Once this strategy was articulated, city leaders recognized an opportunity to achieve significant results by developing the local film and tourism industries. But obstacles to implementing the economic development strategy included the lack of film industry incentives and a perception that Santa Clarita was “too far” from Los Angeles.
Broad Marketing Effort Launched
In 2002, Santa Clarita expanded its Economic Development Division to include the Santa Clarita Film and Tourism Office. Once established, it was important to highlight the area’s close proximity to Los Angeles. The city developed materials that showed Santa Clarita as a Southern (not Northern) California destination. For the film industry, the city refined its logo design to include the “30-Mile Zone,” an industry designation that saves production money when filming in the designated zone area.
Using its new logo, the city developed an array of contemporary marketing tools, including newsletters, websites, guide books and seasonal rack cards. It implemented a consistent advertising campaign and used trade shows to reach its target audiences: potential tourists and the film industry.
Recognizing the importance of working with local film and tourism companies, Santa Clarita initiated an extremely successful series of Film Stakeholder Summits, where film office staff met with business owners.

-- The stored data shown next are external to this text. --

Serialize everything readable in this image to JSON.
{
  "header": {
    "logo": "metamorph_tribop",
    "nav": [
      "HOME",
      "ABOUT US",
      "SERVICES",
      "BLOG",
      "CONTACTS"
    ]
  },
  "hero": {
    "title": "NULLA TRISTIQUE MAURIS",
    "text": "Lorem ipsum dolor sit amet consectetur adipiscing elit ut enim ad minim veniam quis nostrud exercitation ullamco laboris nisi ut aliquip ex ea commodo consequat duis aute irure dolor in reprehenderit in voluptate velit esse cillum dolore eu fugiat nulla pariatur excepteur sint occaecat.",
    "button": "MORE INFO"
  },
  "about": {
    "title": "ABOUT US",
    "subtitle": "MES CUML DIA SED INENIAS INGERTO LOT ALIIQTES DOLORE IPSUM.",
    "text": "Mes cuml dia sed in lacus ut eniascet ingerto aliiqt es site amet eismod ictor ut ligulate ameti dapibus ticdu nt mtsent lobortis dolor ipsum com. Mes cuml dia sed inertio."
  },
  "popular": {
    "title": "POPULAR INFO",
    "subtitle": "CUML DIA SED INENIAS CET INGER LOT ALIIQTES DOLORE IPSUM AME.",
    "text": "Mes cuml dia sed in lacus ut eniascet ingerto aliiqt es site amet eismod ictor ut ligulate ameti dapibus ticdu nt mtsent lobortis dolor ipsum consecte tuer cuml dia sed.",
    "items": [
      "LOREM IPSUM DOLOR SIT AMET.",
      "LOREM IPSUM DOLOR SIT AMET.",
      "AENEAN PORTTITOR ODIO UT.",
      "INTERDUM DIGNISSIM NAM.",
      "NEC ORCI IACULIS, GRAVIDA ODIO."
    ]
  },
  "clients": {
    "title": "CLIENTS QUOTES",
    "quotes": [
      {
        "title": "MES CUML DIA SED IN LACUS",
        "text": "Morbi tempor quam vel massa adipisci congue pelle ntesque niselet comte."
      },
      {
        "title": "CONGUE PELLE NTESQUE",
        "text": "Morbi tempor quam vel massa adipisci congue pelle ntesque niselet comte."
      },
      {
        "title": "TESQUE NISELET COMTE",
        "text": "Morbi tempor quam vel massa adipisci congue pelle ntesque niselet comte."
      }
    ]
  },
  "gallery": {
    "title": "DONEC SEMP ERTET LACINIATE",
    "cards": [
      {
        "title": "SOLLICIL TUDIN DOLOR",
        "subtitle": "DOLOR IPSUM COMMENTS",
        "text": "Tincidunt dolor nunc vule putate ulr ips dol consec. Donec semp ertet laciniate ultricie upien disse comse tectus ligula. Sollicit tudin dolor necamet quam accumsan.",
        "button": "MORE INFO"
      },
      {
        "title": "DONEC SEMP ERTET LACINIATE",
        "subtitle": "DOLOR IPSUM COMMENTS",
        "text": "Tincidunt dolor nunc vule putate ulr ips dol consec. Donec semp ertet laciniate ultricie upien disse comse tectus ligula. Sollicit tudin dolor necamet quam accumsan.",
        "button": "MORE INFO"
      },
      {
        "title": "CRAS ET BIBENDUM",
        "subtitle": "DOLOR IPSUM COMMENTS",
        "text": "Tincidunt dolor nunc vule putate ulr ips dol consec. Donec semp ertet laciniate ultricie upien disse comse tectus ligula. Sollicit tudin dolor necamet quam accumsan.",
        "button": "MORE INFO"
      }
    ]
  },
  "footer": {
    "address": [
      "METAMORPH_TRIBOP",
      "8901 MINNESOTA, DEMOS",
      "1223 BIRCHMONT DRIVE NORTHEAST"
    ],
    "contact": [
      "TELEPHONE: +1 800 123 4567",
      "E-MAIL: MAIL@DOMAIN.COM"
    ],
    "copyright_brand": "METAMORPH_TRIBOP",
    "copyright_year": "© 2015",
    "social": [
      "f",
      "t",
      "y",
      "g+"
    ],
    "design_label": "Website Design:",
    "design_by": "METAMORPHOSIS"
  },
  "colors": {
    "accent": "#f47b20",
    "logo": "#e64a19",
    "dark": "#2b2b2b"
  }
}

The city also sought opportunities to enhance public-private partnerships by developing cooperative marketing programs.
“Strong relationships are critical when launching a new program,” says Santa Clarita Mayor Bob Kellar. “You really need to understand your program and how it meets the needs and goals of your audiences. Communitywide buy-in is a must.”
Santa Clarita used several tactics to increase film production and the number of film businesses located in the city and also give visitors new reasons to spend time there. Staff worked with private industry to add or convert soundstages for film productions; on the tourism side, the city developed partnerships with private event producers to ensure that targeted events based in Santa Clarita succeeded. The city began supporting such local events and backed its support by waiving fees to use city-owned facilities, streamlining city event permits and assisting with regional marketing efforts.
Reaping the Rewards
Developing the film and tourism programs produced significant results. Several film businesses relocated to Santa Clarita since 2005. Before the city launched its film office in 2002, only three productions were based in Santa Clarita, using approximately 12 stages. Since then, another eight stages have been built, and numerous hit television shows are based there. Film permits in Santa Clarita have increased by 184 percent since 2003. In 2008, a total of 827 film days brought $19.5 million into the city’s local economy.
Three new hotel properties opened in Santa Clarita since 2006. Hotel occupancy increased steadily from 2005-08 even with a 29 percent increase in rooms and a weakening consumer tourism market. Tourism companies Princess Cruises and Cunard relocated to the city in 2005, adding to Santa Clarita’s already strong tourism base, which includes Six Flags. These companies provide thousands of jobs to the area.
The city has successfully maintained transient occupancy tax (TOT) revenue over the past four years, despite a slump in the tourism industry. Since 2005, Santa Clarita has benefited from more than $2 million in TOT revenue annually, providing valuable dollars to reinvest in vital community services.
Santa Clarita has also attracted world-class events, such as the Amgen Tour of California and AT&T Champions Classic, since developing its tourism office. These two events alone generate more than $9 million annually in local economic activity.
“In recent years, I’ve noticed an increase in inquiries from other California cities looking to develop programs like our film and tourism offerings,” says Assistant City Manager Ken Striplin. “It’s a pleasure sharing best practices with communities looking to enjoy similar successes.”